Short cycling can take a toll on your compressor and other A/C components, guaranteeing a shorter life and a bigger repair bill. If your A/C unit is trapped in a short-cycling nightmare, the following tips can help you break the cycle and bring your unit back to good health.
Change or Clean the Air Filter Regularly
Airflow problems are one of the biggest causes of short cycling, and such problems often stem from a clogged-up air filter. HVAC air filters require frequent cleaning or replacement. Otherwise, the resulting airflow blockage will make your A/C system work harder to circulate air through the unit. Some components may end up working so hard that they overheat and shut down.

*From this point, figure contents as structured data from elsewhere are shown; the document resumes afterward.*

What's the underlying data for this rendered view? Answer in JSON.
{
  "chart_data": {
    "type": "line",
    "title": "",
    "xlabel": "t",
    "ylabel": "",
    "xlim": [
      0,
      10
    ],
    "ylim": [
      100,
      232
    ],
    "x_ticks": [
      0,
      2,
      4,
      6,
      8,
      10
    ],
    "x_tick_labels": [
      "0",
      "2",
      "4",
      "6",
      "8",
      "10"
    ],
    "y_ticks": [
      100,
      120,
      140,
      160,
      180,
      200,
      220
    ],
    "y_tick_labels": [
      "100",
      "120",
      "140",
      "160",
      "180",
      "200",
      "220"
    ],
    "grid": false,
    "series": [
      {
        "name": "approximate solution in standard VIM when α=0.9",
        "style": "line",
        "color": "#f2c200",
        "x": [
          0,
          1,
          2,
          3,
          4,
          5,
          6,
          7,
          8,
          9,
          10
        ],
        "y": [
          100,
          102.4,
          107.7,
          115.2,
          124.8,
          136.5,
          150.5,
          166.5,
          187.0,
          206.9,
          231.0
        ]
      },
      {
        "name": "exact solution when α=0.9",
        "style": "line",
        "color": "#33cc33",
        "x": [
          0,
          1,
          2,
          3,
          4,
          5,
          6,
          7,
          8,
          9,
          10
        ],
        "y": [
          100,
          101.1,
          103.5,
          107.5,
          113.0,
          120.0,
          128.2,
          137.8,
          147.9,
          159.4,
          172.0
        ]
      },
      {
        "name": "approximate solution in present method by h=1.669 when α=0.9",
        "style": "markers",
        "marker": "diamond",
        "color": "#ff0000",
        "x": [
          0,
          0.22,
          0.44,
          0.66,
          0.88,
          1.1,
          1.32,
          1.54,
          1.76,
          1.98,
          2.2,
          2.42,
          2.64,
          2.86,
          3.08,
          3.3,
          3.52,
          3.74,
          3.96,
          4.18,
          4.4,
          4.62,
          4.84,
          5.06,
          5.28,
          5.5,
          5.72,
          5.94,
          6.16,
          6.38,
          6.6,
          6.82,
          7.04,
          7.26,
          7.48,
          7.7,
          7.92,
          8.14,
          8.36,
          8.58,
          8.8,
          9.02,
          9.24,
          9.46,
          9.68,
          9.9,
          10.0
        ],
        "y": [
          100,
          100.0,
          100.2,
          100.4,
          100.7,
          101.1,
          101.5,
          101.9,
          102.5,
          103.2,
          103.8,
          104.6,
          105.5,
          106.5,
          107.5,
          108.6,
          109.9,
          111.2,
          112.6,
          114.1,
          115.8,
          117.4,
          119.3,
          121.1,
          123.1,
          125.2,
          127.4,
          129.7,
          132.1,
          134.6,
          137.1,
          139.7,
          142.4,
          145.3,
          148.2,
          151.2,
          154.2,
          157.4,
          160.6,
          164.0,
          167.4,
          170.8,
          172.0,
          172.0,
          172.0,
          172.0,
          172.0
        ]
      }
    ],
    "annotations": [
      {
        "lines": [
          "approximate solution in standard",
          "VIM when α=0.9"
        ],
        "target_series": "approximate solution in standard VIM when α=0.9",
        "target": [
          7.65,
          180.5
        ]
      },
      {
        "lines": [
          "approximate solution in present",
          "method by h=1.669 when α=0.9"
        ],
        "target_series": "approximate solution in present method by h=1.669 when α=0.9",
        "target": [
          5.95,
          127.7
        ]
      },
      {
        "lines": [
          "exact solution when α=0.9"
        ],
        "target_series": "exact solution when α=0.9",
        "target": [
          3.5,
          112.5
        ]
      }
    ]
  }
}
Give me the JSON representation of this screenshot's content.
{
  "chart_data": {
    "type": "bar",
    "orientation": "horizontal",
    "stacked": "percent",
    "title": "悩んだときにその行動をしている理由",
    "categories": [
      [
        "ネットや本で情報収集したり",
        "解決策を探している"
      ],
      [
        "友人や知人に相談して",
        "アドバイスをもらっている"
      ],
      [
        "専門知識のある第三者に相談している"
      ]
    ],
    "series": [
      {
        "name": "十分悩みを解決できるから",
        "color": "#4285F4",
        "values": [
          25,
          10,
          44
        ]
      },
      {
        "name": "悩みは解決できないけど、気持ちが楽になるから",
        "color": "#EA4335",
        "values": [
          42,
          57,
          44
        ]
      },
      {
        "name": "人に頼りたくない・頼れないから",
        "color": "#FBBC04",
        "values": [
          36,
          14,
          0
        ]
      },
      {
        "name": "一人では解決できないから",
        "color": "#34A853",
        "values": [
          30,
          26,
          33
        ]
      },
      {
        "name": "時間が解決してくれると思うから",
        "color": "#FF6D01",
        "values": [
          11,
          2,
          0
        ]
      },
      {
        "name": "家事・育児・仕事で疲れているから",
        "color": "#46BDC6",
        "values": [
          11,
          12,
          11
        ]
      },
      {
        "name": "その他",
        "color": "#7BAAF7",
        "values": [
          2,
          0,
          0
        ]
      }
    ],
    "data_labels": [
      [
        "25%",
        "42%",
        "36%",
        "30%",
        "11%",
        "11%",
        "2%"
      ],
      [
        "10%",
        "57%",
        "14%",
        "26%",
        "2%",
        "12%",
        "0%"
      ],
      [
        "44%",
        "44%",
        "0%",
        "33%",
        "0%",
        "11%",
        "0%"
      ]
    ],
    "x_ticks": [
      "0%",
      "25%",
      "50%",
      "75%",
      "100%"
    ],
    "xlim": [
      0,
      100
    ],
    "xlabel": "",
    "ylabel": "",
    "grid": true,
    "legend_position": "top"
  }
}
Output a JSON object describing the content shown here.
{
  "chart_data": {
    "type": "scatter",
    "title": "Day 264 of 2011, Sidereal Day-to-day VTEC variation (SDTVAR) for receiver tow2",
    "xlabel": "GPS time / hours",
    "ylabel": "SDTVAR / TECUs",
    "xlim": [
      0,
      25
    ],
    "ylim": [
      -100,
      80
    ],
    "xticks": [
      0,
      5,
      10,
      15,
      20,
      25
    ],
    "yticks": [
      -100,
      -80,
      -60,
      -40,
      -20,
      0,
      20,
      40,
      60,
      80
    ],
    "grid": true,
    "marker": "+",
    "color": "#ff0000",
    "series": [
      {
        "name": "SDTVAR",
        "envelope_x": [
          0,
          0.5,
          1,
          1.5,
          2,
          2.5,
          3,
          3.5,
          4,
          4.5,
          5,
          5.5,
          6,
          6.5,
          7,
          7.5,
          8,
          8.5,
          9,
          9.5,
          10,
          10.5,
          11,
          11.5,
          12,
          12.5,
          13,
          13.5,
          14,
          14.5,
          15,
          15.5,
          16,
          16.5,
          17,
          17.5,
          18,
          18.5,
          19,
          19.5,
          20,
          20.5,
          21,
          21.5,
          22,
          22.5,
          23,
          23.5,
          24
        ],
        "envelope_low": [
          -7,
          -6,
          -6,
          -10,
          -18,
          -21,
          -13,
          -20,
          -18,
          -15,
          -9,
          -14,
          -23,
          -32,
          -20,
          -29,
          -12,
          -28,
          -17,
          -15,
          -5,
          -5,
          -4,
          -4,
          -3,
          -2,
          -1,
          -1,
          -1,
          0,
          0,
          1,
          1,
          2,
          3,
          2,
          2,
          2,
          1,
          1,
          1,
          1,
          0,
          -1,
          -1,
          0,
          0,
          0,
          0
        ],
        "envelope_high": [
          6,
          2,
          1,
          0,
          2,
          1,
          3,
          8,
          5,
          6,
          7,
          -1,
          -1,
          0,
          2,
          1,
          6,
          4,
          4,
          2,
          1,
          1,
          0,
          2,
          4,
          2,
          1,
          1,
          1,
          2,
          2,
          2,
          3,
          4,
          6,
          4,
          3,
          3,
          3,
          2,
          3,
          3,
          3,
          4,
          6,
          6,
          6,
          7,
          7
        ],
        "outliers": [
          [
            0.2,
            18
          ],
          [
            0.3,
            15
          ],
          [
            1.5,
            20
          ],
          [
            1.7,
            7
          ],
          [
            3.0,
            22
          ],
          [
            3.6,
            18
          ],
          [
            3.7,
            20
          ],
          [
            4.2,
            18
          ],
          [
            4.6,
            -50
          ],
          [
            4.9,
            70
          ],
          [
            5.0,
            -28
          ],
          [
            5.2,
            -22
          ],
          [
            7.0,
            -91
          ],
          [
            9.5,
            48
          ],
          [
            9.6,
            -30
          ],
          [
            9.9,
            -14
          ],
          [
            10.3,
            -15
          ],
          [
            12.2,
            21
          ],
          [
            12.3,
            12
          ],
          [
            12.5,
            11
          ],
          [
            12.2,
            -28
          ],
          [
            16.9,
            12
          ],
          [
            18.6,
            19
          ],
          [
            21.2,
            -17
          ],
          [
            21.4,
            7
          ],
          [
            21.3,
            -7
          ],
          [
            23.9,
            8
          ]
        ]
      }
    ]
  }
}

All it takes to prevent this from happening is to change or clean the filter at least once every three months. Or you could change the air filter on a monthly basis if you or others in your home suffer from allergies and asthma symptoms.
Watch for Ice Buildup
Heavy frost and ice buildup can be just as deadly for your A/C system as a clogged air filter. While a light dusting of frost is to be expected of a hard-working A/C unit, a thick of sheet of ice suggests major issues. Aforementioned airflow problems can cause lingering moisture to freeze over and stick to the coils, resulting in ice buildup. Low refrigerant levels can also lead to similar issues.
The best way to deal with ice buildup is to prevent it from happening in the first place. Have your HVAC technician keep an eye on your A/C system's refrigerant levels. Don't forget to check for nearby obstructions that could play a role in blocking proper airflow.
Make Sure Your A/C Is the Right Size
If you think you can never have too much air conditioning, then think again. An air conditioner with more cooling capacity than your home realistically needs can fall into the short cycling trap. That's because such units cool your home very quickly, only to operate at shorter intervals than a properly-sized A/C unit.
Making sure you have the right size for your A/C equipment is the only way to tackle short-cycling problems caused by an oversized unit. You'll also get the benefit of generous energy savings simply by upgrading to a more efficient A/C system.